I just wanted to share a very short and simple insight today that made me very happy thanks to the Whitney sum formula: taking total Stiefel-Whitney classes are like exponentiating bundles (because taking total Stiefel-Whitney classes of a direct sum of two bundles becomes multiplication of the total Stiefel-Whitney classes of the individual bundles. This is “well duh” type of information to seasoned topologists, but to me this is exciting for several reasons:

  • for storing information in my brain, which is among one of the least well-suited-for-math brains in the department. For some reason, this aphorism-ish idea suddenly made it feel like I could manipulate these guys a lot better. Thankfully too, as a few months ago they were completely mysterious to me and I need them to do some computations.

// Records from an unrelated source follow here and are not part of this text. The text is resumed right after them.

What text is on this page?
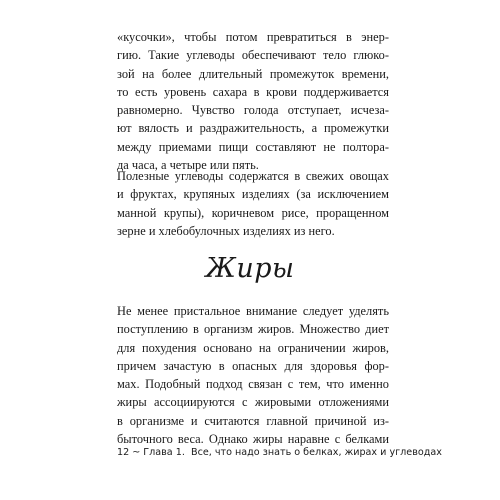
«кусочки», чтобы потом превратиться в энер-
гию. Такие углеводы обеспечивают тело глюко-
зой на более длительный промежуток времени,
то есть уровень сахара в крови поддерживается
равномерно. Чувство голода отступает, исчеза-
ют вялость и раздражительность, а промежутки
между приемами пищи составляют не полтора-
да часа, а четыре или пять.
Полезные углеводы содержатся в свежих овощах
и фруктах, крупяных изделиях (за исключением
манной крупы), коричневом рисе, проращенном
зерне и хлебобулочных изделиях из него.
Жиры
Не менее пристальное внимание следует уделять
поступлению в организм жиров. Множество диет
для похудения основано на ограничении жиров,
причем зачастую в опасных для здоровья фор-
мах. Подобный подход связан с тем, что именно
жиры ассоциируются с жировыми отложениями
в организме и считаются главной причиной из-
быточного веса. Однако жиры наравне с белками
12 ~ Глава 1. Все, что надо знать о белках, жирах и углеводах
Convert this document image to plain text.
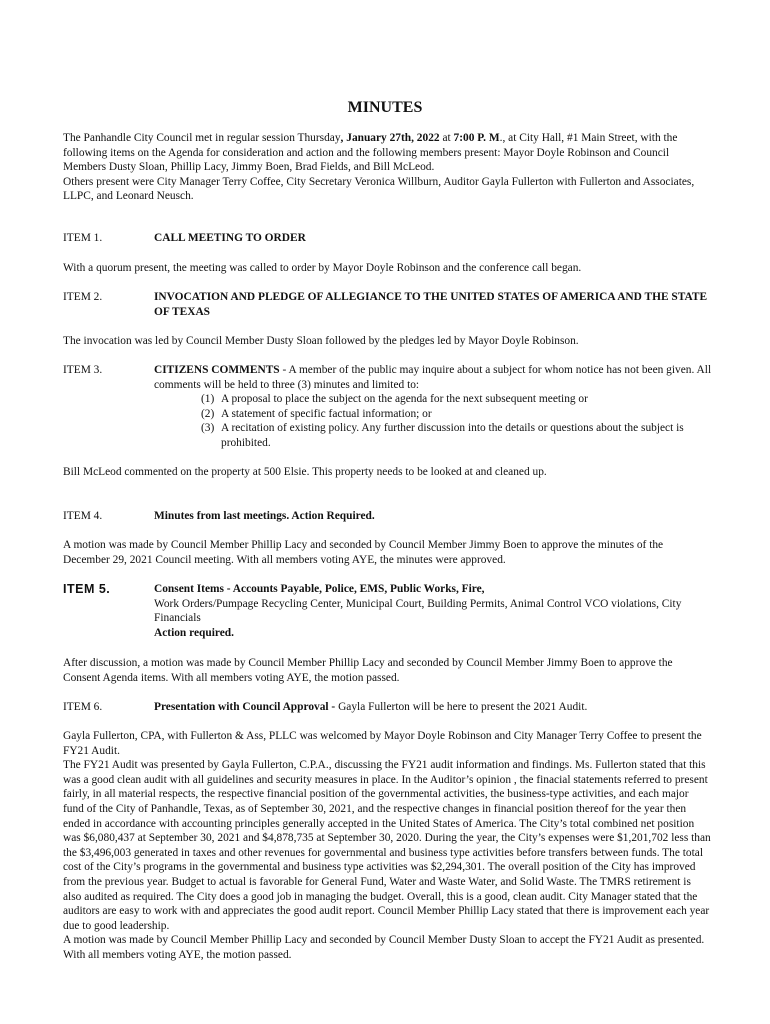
MINUTES

The Panhandle City Council met in regular session Thursday, January 27th, 2022 at 7:00 P. M., at City Hall, #1 Main Street, with the following items on the Agenda for consideration and action and the following members present: Mayor Doyle Robinson and Council Members Dusty Sloan, Phillip Lacy, Jimmy Boen, Brad Fields, and Bill McLeod.
Others present were City Manager Terry Coffee, City Secretary Veronica Willburn, Auditor Gayla Fullerton with Fullerton and Associates, LLPC, and Leonard Neusch.

ITEM 1.	CALL MEETING TO ORDER

With a quorum present, the meeting was called to order by Mayor Doyle Robinson and the conference call began.

ITEM 2.	INVOCATION AND PLEDGE OF ALLEGIANCE TO THE UNITED STATES OF AMERICA AND THE STATE OF TEXAS

The invocation was led by Council Member Dusty Sloan followed by the pledges led by Mayor Doyle Robinson.

ITEM 3.	CITIZENS COMMENTS - A member of the public may inquire about a subject for whom notice has not been given. All comments will be held to three (3) minutes and limited to:
(1) A proposal to place the subject on the agenda for the next subsequent meeting or
(2) A statement of specific factual information; or
(3) A recitation of existing policy. Any further discussion into the details or questions about the subject is prohibited.

Bill McLeod commented on the property at 500 Elsie. This property needs to be looked at and cleaned up.

ITEM 4.	Minutes from last meetings. Action Required.

A motion was made by Council Member Phillip Lacy and seconded by Council Member Jimmy Boen to approve the minutes of the December 29, 2021 Council meeting. With all members voting AYE, the minutes were approved.

ITEM 5.	Consent Items - Accounts Payable, Police, EMS, Public Works, Fire,
Work Orders/Pumpage Recycling Center, Municipal Court, Building Permits, Animal Control VCO violations, City Financials
Action required.

After discussion, a motion was made by Council Member Phillip Lacy and seconded by Council Member Jimmy Boen to approve the Consent Agenda items. With all members voting AYE, the motion passed.

ITEM 6.	Presentation with Council Approval - Gayla Fullerton will be here to present the 2021 Audit.

Gayla Fullerton, CPA, with Fullerton & Ass, PLLC was welcomed by Mayor Doyle Robinson and City Manager Terry Coffee to present the FY21 Audit.
The FY21 Audit was presented by Gayla Fullerton, C.P.A., discussing the FY21 audit information and findings. Ms. Fullerton stated that this was a good clean audit with all guidelines and security measures in place. In the Auditor’s opinion , the finacial statements referred to present fairly, in all material respects, the respective financial position of the governmental activities, the business-type activities, and each major fund of the City of Panhandle, Texas, as of September 30, 2021, and the respective changes in financial position thereof for the year then ended in accordance with accounting principles generally accepted in the United States of America. The City’s total combined net position was $6,080,437 at September 30, 2021 and $4,878,735 at September 30, 2020. During the year, the City’s expenses were $1,201,702 less than the $3,496,003 generated in taxes and other revenues for governmental and business type activities before transfers between funds. The total cost of the City’s programs in the governmental and business type activities was $2,294,301. The overall position of the City has improved from the previous year. Budget to actual is favorable for General Fund, Water and Waste Water, and Solid Waste. The TMRS retirement is also audited as required. The City does a good job in managing the budget. Overall, this is a good, clean audit. City Manager stated that the auditors are easy to work with and appreciates the good audit report. Council Member Phillip Lacy stated that there is improvement each year due to good leadership.
A motion was made by Council Member Phillip Lacy and seconded by Council Member Dusty Sloan to accept the FY21 Audit as presented. With all members voting AYE, the motion passed.
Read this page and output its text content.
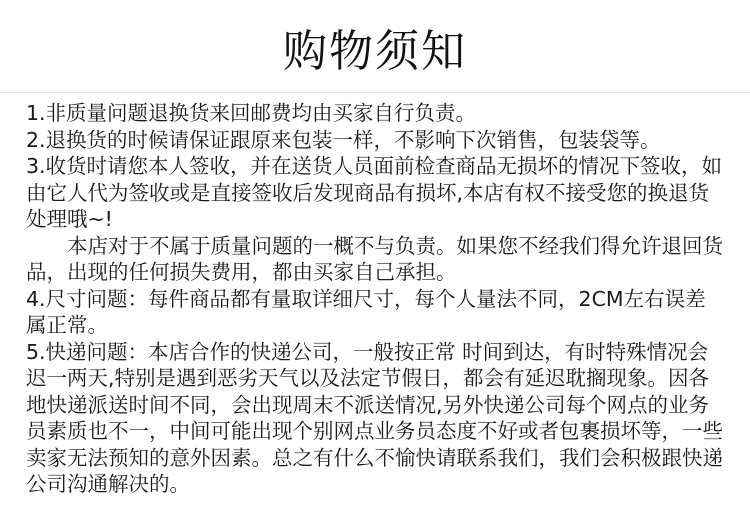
购物须知

1.非质量问题退换货来回邮费均由买家自行负责。

2.退换货的时候请保证跟原来包装一样，不影响下次销售，包装袋等。

3.收货时请您本人签收，并在送货人员面前检查商品无损坏的情况下签收，如由它人代为签收或是直接签收后发现商品有损坏,本店有权不接受您的换退货处理哦~!

本店对于不属于质量问题的一概不与负责。如果您不经我们得允许退回货品，出现的任何损失费用，都由买家自己承担。

4.尺寸问题：每件商品都有量取详细尺寸，每个人量法不同，2CM左右误差属正常。

5.快递问题：本店合作的快递公司，一般按正常 时间到达，有时特殊情况会迟一两天,特别是遇到恶劣天气以及法定节假日，都会有延迟耽搁现象。因各地快递派送时间不同，会出现周末不派送情况,另外快递公司每个网点的业务员素质也不一，中间可能出现个别网点业务员态度不好或者包裹损坏等，一些卖家无法预知的意外因素。总之有什么不愉快请联系我们，我们会积极跟快递公司沟通解决的。
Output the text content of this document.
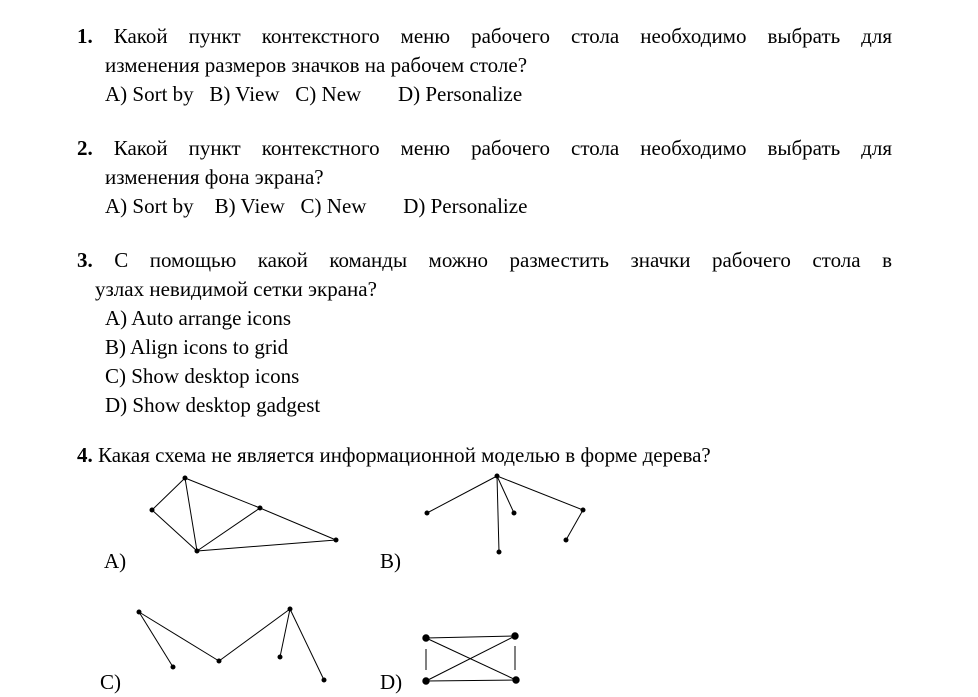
1. Какой пункт контекстного меню рабочего стола необходимо выбрать для
изменения размеров значков на рабочем столе?
A) Sort by B) View C) New D) Personalize
2. Какой пункт контекстного меню рабочего стола необходимо выбрать для
изменения фона экрана?
A) Sort by B) View C) New D) Personalize
3. С помощью какой команды можно разместить значки рабочего стола в
узлах невидимой сетки экрана?
A) Auto arrange icons
B) Align icons to grid
C) Show desktop icons
D) Show desktop gadgest
4. Какая схема не является информационной моделью в форме дерева?
A)	B)
C)	D)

  • for computation, this allows us to divide-and-conquer. This is the obvious “better bombs and banks” reason for mathematicians. For me personally, it is using the folk idea that we can associate representations of a finite group with a real vector bundle and then calculate the Stiefel-Whitney classes of the bundle, in which case the decomposition of representations into direct sums exactly corresponds with taking direct sums of our bundles!
  • for crazy ideas, this means I can think of it as a kind of exponential generating function associated to my bundle, in the sense that we associate exponential generating functions to combinatorial structures in combinatorics. It may be interesting to think about what “inverse Stiefel-Whitney classes” may mean, or even proving combinatorial generating function formulae as “categorification” of playing with bundles! I haven’t quite seen any good examples of this, so I’d be happy to hear some, or maybe even make some.
  • for the cool idea that math “forces itself to happen,” it is a good mental experiment to consider what classes can possibly have this exponential property, in the sense you can think of defining the exponential function via e^{x+y} = e^x e^y. Of course we have to play with the constants a bit – in our analogue this is just making sure the classes take the value 1 on trivial bundles – but it ends up being quite a restrictive property. Segal and Stretch’s “Characteristic Classes for permutation representations” explores this kind of perspective.

Just a short breath to catch some air – it is a busy year where I have some more logistical duties and side projects. Back to the topological caves I go, though I really hope this kind of thinking would be helpful for at least one of you.